The 5 Key Stages of the Creative Process

How Great Ideas are Formed

Creative Coach, Mentor, Podcast Editor, and Writer, Lara Franks shares her insights into stages of the creative process.

Whenever we come up with an idea and start implementing it, we all go through our own unique process, which can become quite ritualistic. Everyone has a different way of doing things and what works for one may not work for another. There are however 5 key stages that often happen subconsciously.

I spent many years not being fully aware of this powerful process, that was until I discovered the book ‘A Technique For Producing Ideas’ by James Webb Young. It gave me a structure within the free flowing messiness that creativity is, and I realised that becoming conscious of these fundamental steps was a game changer!

Since stumbling across this I have done further research into how great ideas are formed and taught the technique to many people who were feeling creatively blocked and unable to move forward.

Does that sound like you?
Don’t worry, you’re not alone. If you’ve been feeling stuck, these 5 key stages can really help guide you through moulding and producing exceptional work.

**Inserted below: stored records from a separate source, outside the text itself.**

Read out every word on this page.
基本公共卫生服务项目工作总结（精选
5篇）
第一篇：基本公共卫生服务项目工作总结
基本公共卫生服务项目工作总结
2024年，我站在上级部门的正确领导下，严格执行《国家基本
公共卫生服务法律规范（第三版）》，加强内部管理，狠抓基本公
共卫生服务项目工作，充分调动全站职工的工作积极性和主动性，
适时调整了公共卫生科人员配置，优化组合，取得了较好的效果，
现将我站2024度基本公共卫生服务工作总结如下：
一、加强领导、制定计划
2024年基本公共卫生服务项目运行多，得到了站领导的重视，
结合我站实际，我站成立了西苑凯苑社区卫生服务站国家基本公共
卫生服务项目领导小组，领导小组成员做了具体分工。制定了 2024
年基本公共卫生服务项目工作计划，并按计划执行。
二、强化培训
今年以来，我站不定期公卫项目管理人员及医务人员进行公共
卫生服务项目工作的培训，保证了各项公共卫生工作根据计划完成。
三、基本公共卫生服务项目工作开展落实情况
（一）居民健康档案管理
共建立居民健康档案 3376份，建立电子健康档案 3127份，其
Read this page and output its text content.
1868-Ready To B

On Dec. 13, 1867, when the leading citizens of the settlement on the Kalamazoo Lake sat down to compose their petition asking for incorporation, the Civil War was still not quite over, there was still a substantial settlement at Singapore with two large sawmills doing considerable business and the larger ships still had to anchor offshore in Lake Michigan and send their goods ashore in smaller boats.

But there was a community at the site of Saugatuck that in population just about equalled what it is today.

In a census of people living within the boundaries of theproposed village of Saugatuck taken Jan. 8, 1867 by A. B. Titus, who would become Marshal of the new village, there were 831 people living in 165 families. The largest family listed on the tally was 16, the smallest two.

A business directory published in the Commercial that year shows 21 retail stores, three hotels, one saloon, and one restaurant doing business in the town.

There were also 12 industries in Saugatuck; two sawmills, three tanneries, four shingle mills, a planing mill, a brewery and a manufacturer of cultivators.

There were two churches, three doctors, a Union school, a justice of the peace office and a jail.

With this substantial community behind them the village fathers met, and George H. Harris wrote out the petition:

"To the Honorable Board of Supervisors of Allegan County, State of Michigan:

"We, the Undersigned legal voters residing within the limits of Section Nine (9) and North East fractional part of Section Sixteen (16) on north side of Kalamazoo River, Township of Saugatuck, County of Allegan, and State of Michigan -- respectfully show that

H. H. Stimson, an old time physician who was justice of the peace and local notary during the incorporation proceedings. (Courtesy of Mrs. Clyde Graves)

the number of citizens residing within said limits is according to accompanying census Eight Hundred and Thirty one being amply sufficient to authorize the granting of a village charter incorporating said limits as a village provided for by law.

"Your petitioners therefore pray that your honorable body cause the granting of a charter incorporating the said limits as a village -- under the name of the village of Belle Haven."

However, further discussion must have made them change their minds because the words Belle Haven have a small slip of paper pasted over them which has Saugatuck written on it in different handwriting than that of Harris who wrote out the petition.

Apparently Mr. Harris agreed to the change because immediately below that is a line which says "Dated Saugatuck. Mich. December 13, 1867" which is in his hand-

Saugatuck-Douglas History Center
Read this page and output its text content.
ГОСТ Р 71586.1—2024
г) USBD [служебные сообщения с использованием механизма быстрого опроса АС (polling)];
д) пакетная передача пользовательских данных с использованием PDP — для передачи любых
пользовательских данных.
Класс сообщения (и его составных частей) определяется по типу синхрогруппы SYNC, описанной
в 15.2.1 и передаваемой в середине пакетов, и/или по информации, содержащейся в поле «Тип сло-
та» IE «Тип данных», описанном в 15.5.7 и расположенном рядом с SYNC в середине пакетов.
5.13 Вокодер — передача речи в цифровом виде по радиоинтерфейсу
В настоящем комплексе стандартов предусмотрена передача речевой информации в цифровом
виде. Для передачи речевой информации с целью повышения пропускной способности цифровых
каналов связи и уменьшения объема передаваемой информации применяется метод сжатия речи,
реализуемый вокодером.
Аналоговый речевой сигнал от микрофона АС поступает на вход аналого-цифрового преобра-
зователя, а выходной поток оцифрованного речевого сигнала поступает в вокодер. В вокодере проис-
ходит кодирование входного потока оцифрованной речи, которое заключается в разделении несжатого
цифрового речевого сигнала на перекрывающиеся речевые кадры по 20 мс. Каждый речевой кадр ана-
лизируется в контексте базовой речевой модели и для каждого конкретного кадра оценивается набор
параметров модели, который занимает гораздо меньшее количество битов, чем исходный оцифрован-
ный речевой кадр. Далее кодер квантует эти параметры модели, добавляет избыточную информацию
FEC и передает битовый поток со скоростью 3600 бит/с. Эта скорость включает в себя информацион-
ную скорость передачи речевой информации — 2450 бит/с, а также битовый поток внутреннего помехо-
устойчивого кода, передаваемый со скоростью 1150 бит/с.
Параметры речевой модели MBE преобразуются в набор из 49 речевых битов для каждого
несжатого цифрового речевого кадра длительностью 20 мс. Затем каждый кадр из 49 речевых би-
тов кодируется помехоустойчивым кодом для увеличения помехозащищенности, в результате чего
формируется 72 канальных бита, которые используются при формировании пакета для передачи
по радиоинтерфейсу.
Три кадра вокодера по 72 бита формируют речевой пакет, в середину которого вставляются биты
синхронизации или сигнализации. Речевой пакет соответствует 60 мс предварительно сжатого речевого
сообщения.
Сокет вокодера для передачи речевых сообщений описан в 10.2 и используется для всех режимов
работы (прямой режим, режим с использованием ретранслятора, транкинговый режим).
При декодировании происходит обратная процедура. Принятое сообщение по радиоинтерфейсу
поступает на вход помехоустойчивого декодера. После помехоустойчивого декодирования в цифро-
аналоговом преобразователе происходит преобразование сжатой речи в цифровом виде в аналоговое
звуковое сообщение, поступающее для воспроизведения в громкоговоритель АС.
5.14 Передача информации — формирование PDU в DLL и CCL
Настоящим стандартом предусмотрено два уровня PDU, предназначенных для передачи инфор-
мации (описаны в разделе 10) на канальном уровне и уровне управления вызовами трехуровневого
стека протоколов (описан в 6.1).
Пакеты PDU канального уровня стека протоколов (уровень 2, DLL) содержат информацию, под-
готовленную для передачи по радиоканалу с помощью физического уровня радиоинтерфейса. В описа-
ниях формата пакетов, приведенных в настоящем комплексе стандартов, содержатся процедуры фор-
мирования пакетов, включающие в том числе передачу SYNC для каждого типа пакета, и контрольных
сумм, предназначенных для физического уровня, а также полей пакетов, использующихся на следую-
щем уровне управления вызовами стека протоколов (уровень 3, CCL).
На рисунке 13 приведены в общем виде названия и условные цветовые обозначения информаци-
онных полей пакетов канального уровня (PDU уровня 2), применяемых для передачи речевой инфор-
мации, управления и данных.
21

Interestingly what I have found through those that I have coached and mentored, is that step 2 is the one that is so often missed because it seems counterproductive. It could however arguably be the most important piece of the puzzle, and the one that helps you gain momentum. Keep that in mind as you read through the below.

The 5 Key Stages of the Creative Process
Before I share the process with you, understand that even though you could move through each stage consecutively from 1 to 5, you may also jump back and forth depending on the complexity of your idea. This is completely normal. The biggest benefit of knowing these 5 key stages is that it gives you a system that can be constructed around your unique way of doing things.

1. Preparation
In this first part of the process your brain is using its memory bank to draw on knowledge and past experiences to generate original ideas. This is a time for seeking inspiration, researching, gathering information, creating a vision/mood board, and maybe booking in a course/workshop or working with a coach.

You brainstorm and let your mind wander to consider all possible approaches to building out your idea.

2. Incubation
You’ve done a lot of research and brainstorming, and maybe had some sleepless nights thinking about how you’re going to tackle your idea. Your mind has been working overtime, so now your only job is to take a step back and rest. You might work on another project or take a break from the creative process altogether. Regardless, in the incubation stage, you are not consciously trying to work on your idea.

Your brain can only hold so much knowledge and information at any given time. When you get away from the busyness for a moment, your mind has a chance to relax and that’s when illumination happens.

So, adventure out into nature, get a massage, live your life and have fun – ‘being’ is just as important as ‘doing’.

3. Illumination
This is when the downloads start to occur, the ‘aha’ moments and clarity. It’s like the answer suddenly just jumped into your body, shook you and said “HEY here I am, this is what you need to do!”

During the illumination stage you may also have serendipitous moments. You get a clear sign, you’re introduced to the exact right person to help you move your idea forward, or you stumble across something totally random that makes it all click.

This all happens because you have allowed yourself the space to breathe. You are not overwhelmed, frazzled, frustrated and stressed… you are in flow. Which means you are able to receive and recognise the opportunities, the solutions, and the next steps.

4. Evaluation
Now that you’ve got clarity, it’s time to go back to everything you gathered in the preparation phase. Here is where you add new insights or eliminate things that you’ve realised don’t fit anymore. It’s a time of reflection and making sure everything aligns either with your initial vision, or your adjusted vision.

You might also now do market research to test the viability of your idea. Maybe you create a survey or you do beta testing with a small group of people. This can help you understand more fully if you need to go back to the drawing board or forge on, confident in what you’ve come up with.

5. Verification
This is the final stage of the creative process and when the hard work happens.

Your idea might be a physical product, an advertising campaign, a song, a novel, a particular service – anything that you set out to create, propelled by the initial idea that popped into your head.

Now you finalise your design, bring your idea to life, and share it with the world.

The final step is often the most vulnerable part of the process because it means putting yourself out there which leaves you open to praise and criticism. So many people pull the plug at this point, which is such a shame. But I completely get it because I have done that before too.

My biggest piece of advice here is to try and detach yourself from your work. Release your idea and let go of any control or thought that if people don’t like it that means they don’t like you. Learning not to take things personally will set you free.

Whatever outcome you get is exactly what was meant to happen. Every piece of feedback, failure, mistake, review, is an opportunity for growth and expansion. Some of the most successful ideas out there were formed by accident from failed attempts.

If you ever get to the final stage in the creative process and feel yourself holding back, just remember, it all could go so much better than you had ever expected.